Without a security configuration on your report you will see unique identifier for username which isn’t useful. Now let’s set up row level security and assign users to it to see how it works.
Row Level Security in Power BI Desktop
I have explained in another post how row level security in Power BI Desktop works, so if you like to learn it more in details read this blog post. Here I will only use that technique to filter each role based on their username with DAX username() function. To create security go to Modeling tab (you need Power BI at least June 2016 update for this example), Manage Roles. Create a role and name it Sales Rep. and define a filter on Sales Rep table as below;
[Username] = USERNAME()
This filter simply means that logged in user will only see his/her own records in the whole data set. As you remember the username field in Sales Rep table defined exactly as usernames of Power BI accounts. and transactions table is also related to this table based on Sales Rep ID. so filtering one table will effect others. As a result this single line filter will enable dynamic row level security in the whole Power BI solution here.
Assign users to Power BI Security
Now Save, and publish your solution to Power BI. In Power BI service go to security setting of the data set you just published (I named this as Dynamic RLS).
And in Security tab, add all users to the Sales Rep role.
Note that adding a user here doesn’t mean that they will see data in the report. Remember that this security is dynamic, means that they will see their data rows ONLY if the underlying data set has a record for their username, and they will only see data rows related to their own username, not others.

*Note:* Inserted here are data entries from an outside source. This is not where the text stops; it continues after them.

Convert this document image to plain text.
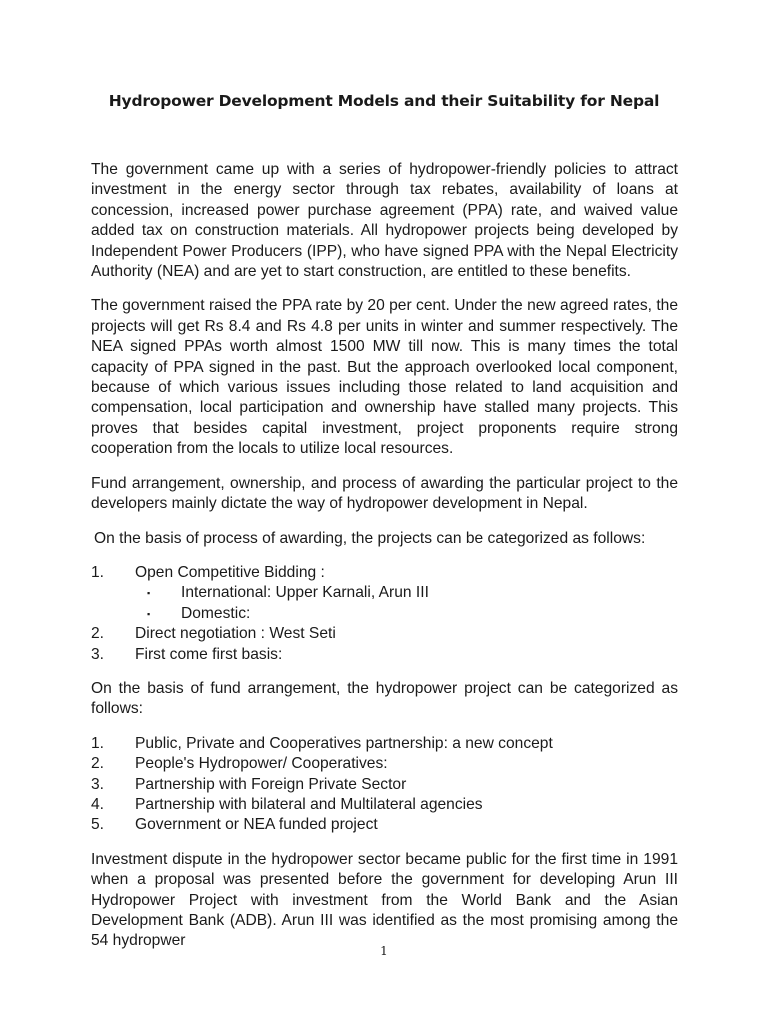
Hydropower Development Models and their Suitability for Nepal

The government came up with a series of hydropower-friendly policies to attract investment in the energy sector through tax rebates, availability of loans at concession, increased power purchase agreement (PPA) rate, and waived value added tax on construction materials. All hydropower projects being developed by Independent Power Producers (IPP), who have signed PPA with the Nepal Electricity Authority (NEA) and are yet to start construction, are entitled to these benefits.

The government raised the PPA rate by 20 per cent. Under the new agreed rates, the projects will get Rs 8.4 and Rs 4.8 per units in winter and summer respectively. The NEA signed PPAs worth almost 1500 MW till now. This is many times the total capacity of PPA signed in the past. But the approach overlooked local component, because of which various issues including those related to land acquisition and compensation, local participation and ownership have stalled many projects. This proves that besides capital investment, project proponents require strong cooperation from the locals to utilize local resources.

Fund arrangement, ownership, and process of awarding the particular project to the developers mainly dictate the way of hydropower development in Nepal.

On the basis of process of awarding, the projects can be categorized as follows:

1. Open Competitive Bidding :
▪ International: Upper Karnali, Arun III
▪ Domestic:
2. Direct negotiation : West Seti
3. First come first basis:

On the basis of fund arrangement, the hydropower project can be categorized as follows:

1. Public, Private and Cooperatives partnership: a new concept
2. People's Hydropower/ Cooperatives:
3. Partnership with Foreign Private Sector
4. Partnership with bilateral and Multilateral agencies
5. Government or NEA funded project

Investment dispute in the hydropower sector became public for the first time in 1991 when a proposal was presented before the government for developing Arun III Hydropower Project with investment from the World Bank and the Asian Development Bank (ADB). Arun III was identified as the most promising among the 54 hydropwer

1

Now if you refresh the report in Power BI you will see actual usernames. because we already set up security for it, so it doesn’t show unique identifiers anymore.
Share the Dashboard
Other users should have access to the dashboard and report first to see it, so create a dashboard from main table in the report, name the dashboard as RLS (or whatever you would like to call it);
Now share the dashboard with other users
Test the Security
Now if other users open the report, and if their usernames matches one of the entries in Sales Rep table, they would see their own names, and data rows related to that in the report;
As you can see John Martin only see the transaction that he handled, and his own record in Sales Rep table. This is John’s view of the Power BI report. While my view of this report would be totally different, I will see my two transactions and my own name under Sales Rep.
You have seen how easy is to use Dynamic row level security in Power BI using DAX USERNAME() function. With this method users will see their own view of the world. However you need to make sure that your Power BI model has relationship set up properly, otherwise people might see other table’s data when there is no relationship between their profile table to those tables. Dynamic row level security is highly dependent to your data model, so keep your data model right.